In any other production, these cliches would have reeked of insincerity. But because of the nature of this play, because we have Paddy himself telling us what we know to be his true story, we are forced to accept these cliches as fact; we know that is precisely what they are. When Paddy tells us about his trip to the karaoke bar with his cousin, and how she bursts into tears when he sings Celine Dion's "My Heart Will Go On" from the film, "Titanic", there is none of the over-blown histrionics that one would associate with the film itself but even if there was, we would accept it more kindly because we know that it is not manipulation or sensationalism but a real event unfolding before us. In effect, the play cannot be pretentious or insincere by virtue of its painful honest nature.

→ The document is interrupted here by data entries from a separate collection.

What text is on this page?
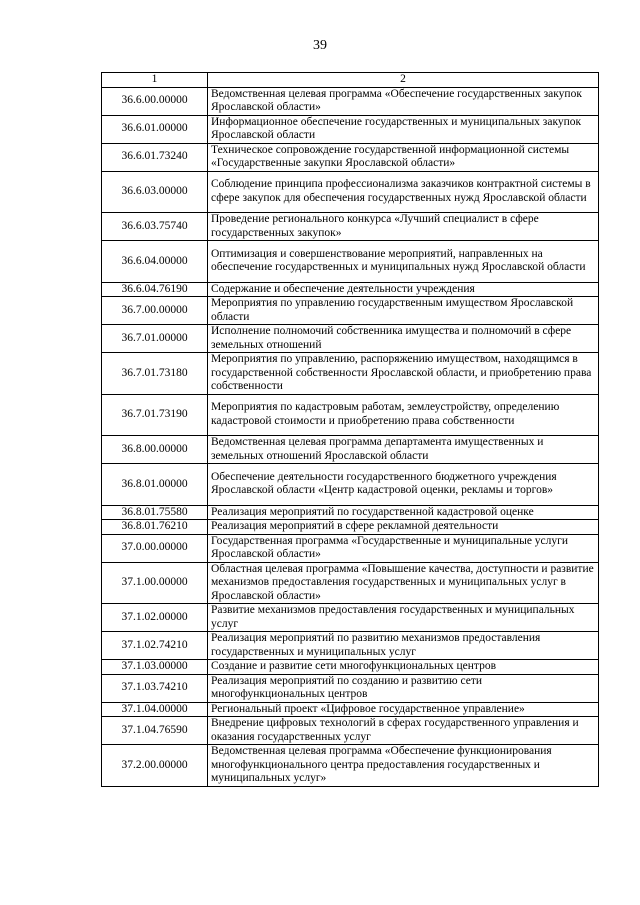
39
1	2
36.6.00.00000	Ведомственная целевая программа «Обеспечение государственных закупок Ярославской области»
36.6.01.00000	Информационное обеспечение государственных и муниципальных закупок Ярославской области
36.6.01.73240	Техническое сопровождение государственной информационной системы «Государственные закупки Ярославской области»
36.6.03.00000	Соблюдение принципа профессионализма заказчиков контрактной системы в сфере закупок для обеспечения государственных нужд Ярославской области
36.6.03.75740	Проведение регионального конкурса «Лучший специалист в сфере государственных закупок»
36.6.04.00000	Оптимизация и совершенствование мероприятий, направленных на обеспечение государственных и муниципальных нужд Ярославской области
36.6.04.76190	Содержание и обеспечение деятельности учреждения
36.7.00.00000	Мероприятия по управлению государственным имуществом Ярославской области
36.7.01.00000	Исполнение полномочий собственника имущества и полномочий в сфере земельных отношений
36.7.01.73180	Мероприятия по управлению, распоряжению имуществом, находящимся в государственной собственности Ярославской области, и приобретению права собственности
36.7.01.73190	Мероприятия по кадастровым работам, землеустройству, определению кадастровой стоимости и приобретению права собственности
36.8.00.00000	Ведомственная целевая программа департамента имущественных и земельных отношений Ярославской области
36.8.01.00000	Обеспечение деятельности государственного бюджетного учреждения Ярославской области «Центр кадастровой оценки, рекламы и торгов»
36.8.01.75580	Реализация мероприятий по государственной кадастровой оценке
36.8.01.76210	Реализация мероприятий в сфере рекламной деятельности
37.0.00.00000	Государственная программа «Государственные и муниципальные услуги Ярославской области»
37.1.00.00000	Областная целевая программа «Повышение качества, доступности и развитие механизмов предоставления государственных и муниципальных услуг в Ярославской области»
37.1.02.00000	Развитие механизмов предоставления государственных и муниципальных услуг
37.1.02.74210	Реализация мероприятий по развитию механизмов предоставления государственных и муниципальных услуг
37.1.03.00000	Создание и развитие сети многофункциональных центров
37.1.03.74210	Реализация мероприятий по созданию и развитию сети многофункциональных центров
37.1.04.00000	Региональный проект «Цифровое государственное управление»
37.1.04.76590	Внедрение цифровых технологий в сферах государственного управления и оказания государственных услуг
37.2.00.00000	Ведомственная целевая программа «Обеспечение функционирования многофункционального центра предоставления государственных и муниципальных услуг»
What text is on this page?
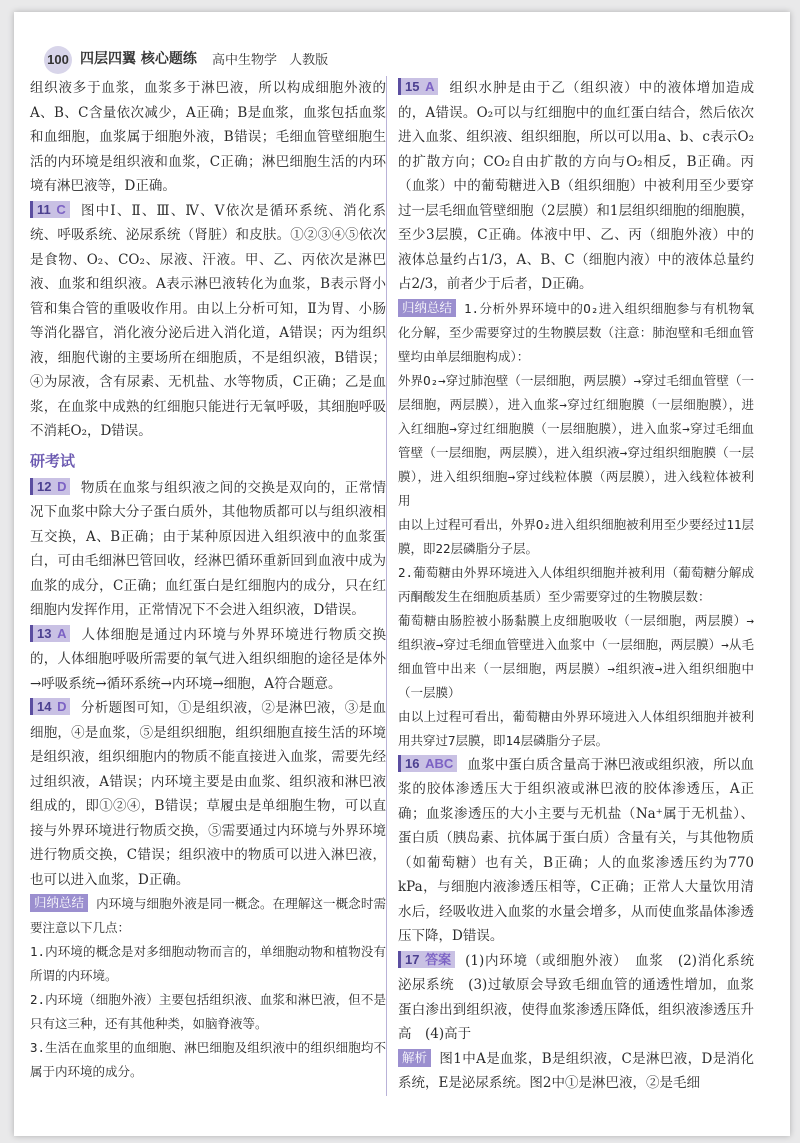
100 四层四翼 核心题练 高中生物学 人教版

组织液多于血浆，血浆多于淋巴液，所以构成细胞外液的A、B、C含量依次减少，A正确；B是血浆，血浆包括血浆和血细胞，血浆属于细胞外液，B错误；毛细血管壁细胞生活的内环境是组织液和血浆，C正确；淋巴细胞生活的内环境有淋巴液等，D正确。

11 C 图中Ⅰ、Ⅱ、Ⅲ、Ⅳ、Ⅴ依次是循环系统、消化系统、呼吸系统、泌尿系统（肾脏）和皮肤。①②③④⑤依次是食物、O₂、CO₂、尿液、汗液。甲、乙、丙依次是淋巴液、血浆和组织液。A表示淋巴液转化为血浆，B表示肾小管和集合管的重吸收作用。由以上分析可知，Ⅱ为胃、小肠等消化器官，消化液分泌后进入消化道，A错误；丙为组织液，细胞代谢的主要场所在细胞质，不是组织液，B错误；④为尿液，含有尿素、无机盐、水等物质，C正确；乙是血浆，在血浆中成熟的红细胞只能进行无氧呼吸，其细胞呼吸不消耗O₂，D错误。

研考试

12 D 物质在血浆与组织液之间的交换是双向的，正常情况下血浆中除大分子蛋白质外，其他物质都可以与组织液相互交换，A、B正确；由于某种原因进入组织液中的血浆蛋白，可由毛细淋巴管回收，经淋巴循环重新回到血液中成为血浆的成分，C正确；血红蛋白是红细胞内的成分，只在红细胞内发挥作用，正常情况下不会进入组织液，D错误。

13 A 人体细胞是通过内环境与外界环境进行物质交换的，人体细胞呼吸所需要的氧气进入组织细胞的途径是体外→呼吸系统→循环系统→内环境→细胞，A符合题意。

14 D 分析题图可知，①是组织液，②是淋巴液，③是血细胞，④是血浆，⑤是组织细胞，组织细胞直接生活的环境是组织液，组织细胞内的物质不能直接进入血浆，需要先经过组织液，A错误；内环境主要是由血浆、组织液和淋巴液组成的，即①②④，B错误；草履虫是单细胞生物，可以直接与外界环境进行物质交换，⑤需要通过内环境与外界环境进行物质交换，C错误；组织液中的物质可以进入淋巴液，也可以进入血浆，D正确。

归纳总结 内环境与细胞外液是同一概念。在理解这一概念时需要注意以下几点：

1.内环境的概念是对多细胞动物而言的，单细胞动物和植物没有所谓的内环境。

2.内环境（细胞外液）主要包括组织液、血浆和淋巴液，但不是只有这三种，还有其他种类，如脑脊液等。

3.生活在血浆里的血细胞、淋巴细胞及组织液中的组织细胞均不属于内环境的成分。

15 A 组织水肿是由于乙（组织液）中的液体增加造成的，A错误。O₂可以与红细胞中的血红蛋白结合，然后依次进入血浆、组织液、组织细胞，所以可以用a、b、c表示O₂的扩散方向；CO₂自由扩散的方向与O₂相反，B正确。丙（血浆）中的葡萄糖进入B（组织细胞）中被利用至少要穿过一层毛细血管壁细胞（2层膜）和1层组织细胞的细胞膜，至少3层膜，C正确。体液中甲、乙、丙（细胞外液）中的液体总量约占1/3，A、B、C（细胞内液）中的液体总量约占2/3，前者少于后者，D正确。

归纳总结 1.分析外界环境中的O₂进入组织细胞参与有机物氧化分解，至少需要穿过的生物膜层数（注意：肺泡壁和毛细血管壁均由单层细胞构成）：

外界O₂→穿过肺泡壁（一层细胞，两层膜）→穿过毛细血管壁（一层细胞，两层膜），进入血浆→穿过红细胞膜（一层细胞膜），进入红细胞→穿过红细胞膜（一层细胞膜），进入血浆→穿过毛细血管壁（一层细胞，两层膜），进入组织液→穿过组织细胞膜（一层膜），进入组织细胞→穿过线粒体膜（两层膜），进入线粒体被利用

由以上过程可看出，外界O₂进入组织细胞被利用至少要经过11层膜，即22层磷脂分子层。

2.葡萄糖由外界环境进入人体组织细胞并被利用（葡萄糖分解成丙酮酸发生在细胞质基质）至少需要穿过的生物膜层数：

葡萄糖由肠腔被小肠黏膜上皮细胞吸收（一层细胞，两层膜）→组织液→穿过毛细血管壁进入血浆中（一层细胞，两层膜）→从毛细血管中出来（一层细胞，两层膜）→组织液→进入组织细胞中（一层膜）

由以上过程可看出，葡萄糖由外界环境进入人体组织细胞并被利用共穿过7层膜，即14层磷脂分子层。

16 ABC 血浆中蛋白质含量高于淋巴液或组织液，所以血浆的胶体渗透压大于组织液或淋巴液的胶体渗透压，A正确；血浆渗透压的大小主要与无机盐（Na⁺属于无机盐）、蛋白质（胰岛素、抗体属于蛋白质）含量有关，与其他物质（如葡萄糖）也有关，B正确；人的血浆渗透压约为770 kPa，与细胞内液渗透压相等，C正确；正常人大量饮用清水后，经吸收进入血浆的水量会增多，从而使血浆晶体渗透压下降，D错误。

17 答案 (1)内环境（或细胞外液）　血浆　(2)消化系统　泌尿系统　(3)过敏原会导致毛细血管的通透性增加，血浆蛋白渗出到组织液，使得血浆渗透压降低，组织液渗透压升高　(4)高于

解析 图1中A是血浆，B是组织液，C是淋巴液，D是消化系统，E是泌尿系统。图2中①是淋巴液，②是毛细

That is why Paddy's role in COMPLETELY WITH/OUT CHARACTER is so vital. Because he renders moot any argument that this play is merely "art", with all the superficial glamour that word conjures up. When at one point, he removes his robe and stands silently before the audience, revealing his emaciated and wasted body, glamour is the last thing on anyone's mind. There is only truth. The truth of what it is like to live as a person with HIV or AIDS in Singapore, where many turn away.

Looking at it as a piece of theatre, a piece of art, yes, there is indeed much to recommend about COMPLETELY WITH/OUT CHARACTER: the interesting use of multi-media to screen carefully chosen slides behind Paddy as he spoke, wove rich and subtle subtext into the fabric of Paddy's story; Paddy's performance in itself was confident and poised and the script, punchy and lively. And what we might say to be the flaws of the production were arguably inevitable; in this case, the art had to serve a bigger goal than art for art's sake. Playwright and director had to take into consideration that the audience would comprise people from all walks of life and theatre-going experience and the last thing COMPLETELY WITH/OUT CHARACTER could do was to alienate or offend anyone, forcing it to lack a certain subtlety. Another consideration was the honesty with which Paddy wanted to confront the issue of living with AIDS, warts and all; if the script was also too schmaltzy at points, it's only because real life - and that is what COMPLETELY WITH/OUT CHARACTER offered - can be schmaltzy too.

And real life, thank God, is also always full of bravery and hope and flashes of light, no matter how dark things get; we have Paddy to thank for reminding us that. That we can choose life, and indeed, love, over death.